The series of protests have taken place over the past few months. Many local residents have expressed concern about what the already approved methane storage will do to the lake, their health, and ultimately, the climate.
“The caverns aid and abet fossil fuel buildup,” said Steingraber.
Besides the obvious climate implications, many of the protesters are more concerned about the safety of the cavern storage.
A similar salt cavern arrangement collapsed into a sinkhole in Bayou Corne, Louisiana in 2012 and forced the entire town to evacuate, according to Mother Jones.
Since the protests in New York began, about 92 people have been arrested, and four are reportedly still in jail. Many of the protesters have accepted their trespassing charges and received maximum sentences of fifteen days in jail. Some however, including one 90-year-old woman, have opted to plead not guilty and force a bench trial. Steingraber said that at least one protester will show up for court dates in an attempt “to put Crestwood on trial.”

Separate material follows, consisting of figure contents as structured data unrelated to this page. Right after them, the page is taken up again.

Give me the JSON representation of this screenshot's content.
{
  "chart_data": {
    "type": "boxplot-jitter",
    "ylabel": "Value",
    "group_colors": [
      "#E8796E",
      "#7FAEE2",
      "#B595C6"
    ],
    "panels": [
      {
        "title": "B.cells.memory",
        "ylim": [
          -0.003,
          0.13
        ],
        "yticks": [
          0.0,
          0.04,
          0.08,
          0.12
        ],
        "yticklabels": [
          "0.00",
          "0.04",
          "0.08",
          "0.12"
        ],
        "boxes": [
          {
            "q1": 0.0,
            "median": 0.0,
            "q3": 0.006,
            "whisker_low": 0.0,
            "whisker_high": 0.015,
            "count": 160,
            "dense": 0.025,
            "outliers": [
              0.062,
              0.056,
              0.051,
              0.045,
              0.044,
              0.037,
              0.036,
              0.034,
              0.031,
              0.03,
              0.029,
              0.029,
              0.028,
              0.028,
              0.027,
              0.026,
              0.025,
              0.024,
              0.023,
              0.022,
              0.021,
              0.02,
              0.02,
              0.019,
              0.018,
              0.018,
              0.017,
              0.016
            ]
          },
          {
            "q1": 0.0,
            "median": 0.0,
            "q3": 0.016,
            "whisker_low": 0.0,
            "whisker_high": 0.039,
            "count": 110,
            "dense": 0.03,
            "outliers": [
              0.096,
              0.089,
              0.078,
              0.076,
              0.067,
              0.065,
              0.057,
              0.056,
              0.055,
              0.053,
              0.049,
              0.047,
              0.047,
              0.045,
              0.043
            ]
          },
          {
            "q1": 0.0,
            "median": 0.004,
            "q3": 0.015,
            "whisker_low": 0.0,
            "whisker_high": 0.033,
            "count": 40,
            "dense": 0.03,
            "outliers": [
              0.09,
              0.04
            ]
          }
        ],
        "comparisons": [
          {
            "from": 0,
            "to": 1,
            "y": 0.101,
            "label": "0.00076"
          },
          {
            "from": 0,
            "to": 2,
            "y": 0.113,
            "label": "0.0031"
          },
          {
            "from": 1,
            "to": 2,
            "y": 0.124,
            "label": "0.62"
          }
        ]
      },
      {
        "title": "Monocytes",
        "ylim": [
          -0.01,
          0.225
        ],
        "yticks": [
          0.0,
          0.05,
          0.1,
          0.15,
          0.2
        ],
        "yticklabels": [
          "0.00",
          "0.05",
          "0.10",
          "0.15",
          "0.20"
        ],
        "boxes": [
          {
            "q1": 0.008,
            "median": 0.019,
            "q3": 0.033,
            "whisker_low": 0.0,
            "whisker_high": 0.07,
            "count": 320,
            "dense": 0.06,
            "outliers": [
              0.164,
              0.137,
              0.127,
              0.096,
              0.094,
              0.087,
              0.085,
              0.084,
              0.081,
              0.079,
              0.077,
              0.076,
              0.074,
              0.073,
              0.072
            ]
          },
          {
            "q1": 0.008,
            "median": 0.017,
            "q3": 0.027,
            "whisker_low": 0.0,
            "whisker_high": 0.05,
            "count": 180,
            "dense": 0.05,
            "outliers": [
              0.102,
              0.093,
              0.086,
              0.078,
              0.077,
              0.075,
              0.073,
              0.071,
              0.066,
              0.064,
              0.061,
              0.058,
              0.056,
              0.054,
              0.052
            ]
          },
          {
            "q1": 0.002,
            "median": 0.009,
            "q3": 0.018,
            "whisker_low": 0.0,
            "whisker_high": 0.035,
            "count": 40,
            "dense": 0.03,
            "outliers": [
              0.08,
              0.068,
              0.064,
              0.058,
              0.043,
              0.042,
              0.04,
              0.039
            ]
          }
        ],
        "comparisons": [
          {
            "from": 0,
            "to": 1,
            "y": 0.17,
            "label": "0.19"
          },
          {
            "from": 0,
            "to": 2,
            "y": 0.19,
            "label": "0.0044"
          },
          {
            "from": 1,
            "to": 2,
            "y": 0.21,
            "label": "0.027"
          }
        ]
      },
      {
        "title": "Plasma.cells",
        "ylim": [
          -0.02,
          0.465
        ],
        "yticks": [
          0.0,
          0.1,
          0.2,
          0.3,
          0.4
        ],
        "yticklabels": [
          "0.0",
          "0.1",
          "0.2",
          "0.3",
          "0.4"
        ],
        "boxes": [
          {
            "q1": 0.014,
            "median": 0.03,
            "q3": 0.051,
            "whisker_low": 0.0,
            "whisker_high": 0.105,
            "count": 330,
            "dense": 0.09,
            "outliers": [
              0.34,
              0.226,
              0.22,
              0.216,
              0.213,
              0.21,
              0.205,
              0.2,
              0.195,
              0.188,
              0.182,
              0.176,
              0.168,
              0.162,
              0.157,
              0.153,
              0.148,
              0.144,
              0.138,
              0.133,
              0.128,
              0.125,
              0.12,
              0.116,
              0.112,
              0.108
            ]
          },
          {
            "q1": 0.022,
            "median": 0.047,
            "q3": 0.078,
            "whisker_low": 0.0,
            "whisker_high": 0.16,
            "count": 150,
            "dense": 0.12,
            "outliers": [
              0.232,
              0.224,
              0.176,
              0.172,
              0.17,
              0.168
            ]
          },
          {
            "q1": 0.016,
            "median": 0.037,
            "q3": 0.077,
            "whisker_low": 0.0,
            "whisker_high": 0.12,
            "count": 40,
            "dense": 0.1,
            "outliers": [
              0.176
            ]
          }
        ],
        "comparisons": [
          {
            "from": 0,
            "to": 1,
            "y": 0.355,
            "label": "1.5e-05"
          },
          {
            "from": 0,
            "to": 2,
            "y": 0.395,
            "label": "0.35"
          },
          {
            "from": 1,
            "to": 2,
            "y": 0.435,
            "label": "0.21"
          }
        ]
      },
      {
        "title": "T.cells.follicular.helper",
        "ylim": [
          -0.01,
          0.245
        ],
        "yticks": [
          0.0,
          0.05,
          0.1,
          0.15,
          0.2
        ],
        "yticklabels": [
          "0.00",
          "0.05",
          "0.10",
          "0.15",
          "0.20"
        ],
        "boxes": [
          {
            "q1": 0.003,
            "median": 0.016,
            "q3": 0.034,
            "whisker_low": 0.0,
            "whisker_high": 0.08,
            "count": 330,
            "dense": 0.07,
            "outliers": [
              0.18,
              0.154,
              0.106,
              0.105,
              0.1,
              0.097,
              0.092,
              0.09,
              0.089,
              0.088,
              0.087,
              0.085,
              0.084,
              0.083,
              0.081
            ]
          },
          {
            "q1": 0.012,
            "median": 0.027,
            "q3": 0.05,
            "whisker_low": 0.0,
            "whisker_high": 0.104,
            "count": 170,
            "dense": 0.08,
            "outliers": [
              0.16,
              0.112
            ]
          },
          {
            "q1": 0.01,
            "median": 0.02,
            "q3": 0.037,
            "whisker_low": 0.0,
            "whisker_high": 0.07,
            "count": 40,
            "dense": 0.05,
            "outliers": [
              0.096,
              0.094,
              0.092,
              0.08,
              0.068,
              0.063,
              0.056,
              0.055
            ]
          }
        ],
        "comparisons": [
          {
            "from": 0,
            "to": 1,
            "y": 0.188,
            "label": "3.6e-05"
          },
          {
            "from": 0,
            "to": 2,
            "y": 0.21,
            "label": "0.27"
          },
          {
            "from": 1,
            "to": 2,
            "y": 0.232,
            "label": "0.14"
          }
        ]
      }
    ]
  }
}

The protests are reportedly somewhat calm and organized, albeit relentless. We Are Seneca Lake said it requires non-violence training before its unannounced blockades and that protesters allow the police to arrest them peacefully.
Steingraber said she suspects the police may even be sympathetic, claiming one officer said, “We drink the water too.”
Whether the protests are successful or not at getting the federal government to take another look at the matter remains unknown. So far however, Crestwood has not brought gas into the caverns.
Steingraber said We Are Seneca Lake is determined to continue.
“We hope to shine such a spotlight on this that we can get somebody, maybe our senators [Kirsten] Gillibrand and [Chuck] Schumer, to get an injunction,” Steingraber said.